This morning, my mom was gushing to me about how the Queen Trailer Trash Slut of my high school is now an E.R. nurse.
Normally, I'm pretty conservative in my use of terms like trailer trash and slut, so you know this girl was a veritable haven for thousands of endangered species of STD's if I use both slurs in one sentence. Besides, she was dumb as rocks and mean-spirited, and got her kicks from beating up hapless nerds. So I don't feel the least bit remorseful for calling spades spades.
I can seriously picture her in the face of a life-or-death situation, deciding that her patient's glasses are too thick, and being like "SCREW THE HIPPOCRATIC OATH!" Or, possibly, not knowing the difference between a Hippocratic Oath and a hypocritical oaf.
"Good for her," I said. "But I sure wouldn't trust my life in her hands."
"BUT SHE'S GOT TO BE REALLY SMART IF SHE'S A NURSE!" my mom said.
"Anybody can be a nurse," I said. "Some of the smartest people I know are nurses, yet some of the dumbest people I know are also going to nursing school, or majored in med tech."
"BUT NURSES ARE COLLEGE GRADUATES!"
"But college graduate does NOT EQUAL SMART.
"You're just jealous! I think it's so inspiring how she got her act together!"
So, okay. This girl, who couldn't have an I.Q. higher than 75, is a STORY OF INSPIRATION because she decided to enter a medical profession. But I'm actually smart and, with the exception of rants like these, kind-spirited and I'm too stupid to be a chiropractor???
It's a fucking slap in the face. My mother has more support for a dipshit that bullied me and my sister throughout elementary and middle school than she has for her own daughter.
Maybe the only medical profession worthy of her respect is nursing, because nurses are essentially assistants to (usually male) doctors. Nothing's intimidating or threatening about nurses, because I guess nothing really changes about the status quo when you're following orders.

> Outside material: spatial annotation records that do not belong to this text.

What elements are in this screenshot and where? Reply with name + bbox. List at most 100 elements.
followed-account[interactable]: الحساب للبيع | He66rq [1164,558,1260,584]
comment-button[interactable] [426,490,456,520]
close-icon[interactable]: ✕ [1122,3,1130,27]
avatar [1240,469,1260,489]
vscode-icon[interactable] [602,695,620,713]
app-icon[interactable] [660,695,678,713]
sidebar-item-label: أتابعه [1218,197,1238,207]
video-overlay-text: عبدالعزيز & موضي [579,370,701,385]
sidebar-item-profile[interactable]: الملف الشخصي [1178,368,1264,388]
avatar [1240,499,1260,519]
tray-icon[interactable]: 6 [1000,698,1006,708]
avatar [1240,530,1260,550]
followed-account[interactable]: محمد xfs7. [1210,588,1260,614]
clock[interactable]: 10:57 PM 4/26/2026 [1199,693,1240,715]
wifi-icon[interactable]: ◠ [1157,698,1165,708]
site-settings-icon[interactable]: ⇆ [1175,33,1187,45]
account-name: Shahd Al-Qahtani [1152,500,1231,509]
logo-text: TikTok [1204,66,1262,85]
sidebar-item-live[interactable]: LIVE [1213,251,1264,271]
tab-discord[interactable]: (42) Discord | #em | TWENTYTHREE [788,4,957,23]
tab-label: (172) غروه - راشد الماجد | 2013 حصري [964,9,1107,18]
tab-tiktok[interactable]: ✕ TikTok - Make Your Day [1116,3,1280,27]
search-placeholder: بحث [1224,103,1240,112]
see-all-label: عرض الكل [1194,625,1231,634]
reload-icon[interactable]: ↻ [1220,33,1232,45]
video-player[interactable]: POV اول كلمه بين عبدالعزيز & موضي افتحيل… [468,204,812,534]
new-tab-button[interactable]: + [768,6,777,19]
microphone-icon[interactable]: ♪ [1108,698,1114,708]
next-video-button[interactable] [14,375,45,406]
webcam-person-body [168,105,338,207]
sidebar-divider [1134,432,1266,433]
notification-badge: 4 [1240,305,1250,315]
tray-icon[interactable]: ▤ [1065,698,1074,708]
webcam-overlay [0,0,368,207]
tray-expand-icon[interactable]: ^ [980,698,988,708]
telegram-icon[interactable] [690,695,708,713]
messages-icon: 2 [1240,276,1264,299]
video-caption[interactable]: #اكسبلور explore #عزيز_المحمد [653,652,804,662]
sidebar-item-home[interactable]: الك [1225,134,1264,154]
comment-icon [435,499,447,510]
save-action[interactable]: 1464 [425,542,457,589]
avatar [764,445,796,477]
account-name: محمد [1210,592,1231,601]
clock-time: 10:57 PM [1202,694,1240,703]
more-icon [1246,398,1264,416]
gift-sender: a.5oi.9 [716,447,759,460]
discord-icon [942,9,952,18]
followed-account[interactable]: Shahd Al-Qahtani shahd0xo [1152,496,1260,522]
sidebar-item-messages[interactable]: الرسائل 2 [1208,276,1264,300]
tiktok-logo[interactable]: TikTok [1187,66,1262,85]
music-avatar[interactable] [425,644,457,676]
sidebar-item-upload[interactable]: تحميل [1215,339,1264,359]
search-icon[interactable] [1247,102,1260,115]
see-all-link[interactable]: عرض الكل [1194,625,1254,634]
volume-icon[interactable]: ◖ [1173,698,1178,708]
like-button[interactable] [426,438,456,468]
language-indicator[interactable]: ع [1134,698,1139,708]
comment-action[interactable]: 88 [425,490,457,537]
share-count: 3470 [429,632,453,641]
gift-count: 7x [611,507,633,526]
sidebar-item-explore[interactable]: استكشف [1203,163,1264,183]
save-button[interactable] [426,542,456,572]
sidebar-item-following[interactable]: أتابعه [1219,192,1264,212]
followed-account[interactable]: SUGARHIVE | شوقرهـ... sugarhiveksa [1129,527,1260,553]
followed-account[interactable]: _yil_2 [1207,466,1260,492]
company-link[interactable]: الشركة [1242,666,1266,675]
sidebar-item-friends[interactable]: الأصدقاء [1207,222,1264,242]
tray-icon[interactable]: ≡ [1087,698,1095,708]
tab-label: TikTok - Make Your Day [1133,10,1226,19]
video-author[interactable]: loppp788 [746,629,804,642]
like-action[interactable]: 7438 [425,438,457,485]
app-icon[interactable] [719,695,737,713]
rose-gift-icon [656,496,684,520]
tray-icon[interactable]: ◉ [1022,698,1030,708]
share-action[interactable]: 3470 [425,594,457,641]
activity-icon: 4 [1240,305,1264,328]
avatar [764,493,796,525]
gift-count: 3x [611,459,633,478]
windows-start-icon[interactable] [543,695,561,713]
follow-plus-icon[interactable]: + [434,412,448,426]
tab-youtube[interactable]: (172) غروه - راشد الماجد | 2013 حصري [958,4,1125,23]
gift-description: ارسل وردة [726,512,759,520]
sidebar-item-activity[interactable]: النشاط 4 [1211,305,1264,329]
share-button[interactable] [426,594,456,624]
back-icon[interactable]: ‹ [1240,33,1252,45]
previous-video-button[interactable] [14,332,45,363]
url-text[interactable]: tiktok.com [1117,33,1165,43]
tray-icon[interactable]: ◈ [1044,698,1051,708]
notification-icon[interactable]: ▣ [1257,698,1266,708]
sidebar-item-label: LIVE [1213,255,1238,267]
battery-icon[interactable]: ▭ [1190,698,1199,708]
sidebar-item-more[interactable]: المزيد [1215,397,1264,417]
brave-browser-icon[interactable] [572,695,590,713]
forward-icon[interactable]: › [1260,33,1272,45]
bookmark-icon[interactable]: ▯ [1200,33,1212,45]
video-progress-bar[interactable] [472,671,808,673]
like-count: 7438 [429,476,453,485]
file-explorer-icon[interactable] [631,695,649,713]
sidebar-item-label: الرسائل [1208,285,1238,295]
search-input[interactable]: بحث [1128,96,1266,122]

Or maybe I first need to smoke crack and get an STD before I can be respected for finding myself? Because it's typically considered selfish for women to spend long periods of time working on, well, themselves. Unless, that is, self-discovery saves them from becoming wanton hussies of the night, or whatever.
I can't even rationally express my frustration with the conversation, because it's not rational to not respect your own daughter's goals, especially when she respects my sister's job and plans, and not mine. I've always gotten the impression in my family that my sister was the only one who was allowed to have dreams, and I'm beginning to think my suspicions were right. Anything I've ever wanted to do has been dismissed as my inherent futility or frivolity. I'm beginning to think fear and self-loathing must be passed on through mother's milk. Why can't mothers let their daughters live fearless, fruitful (NOT in the reproductive sense) lives?
I don't know. I guess I should be happy for now, because on another note, my chiropractor says I CAN DANCE AGAIN!!!
Until then, I leave you with my Master Plan for Life:
1. Smoke crack.
3. Become a chiropractor. (PROFIT!!!!)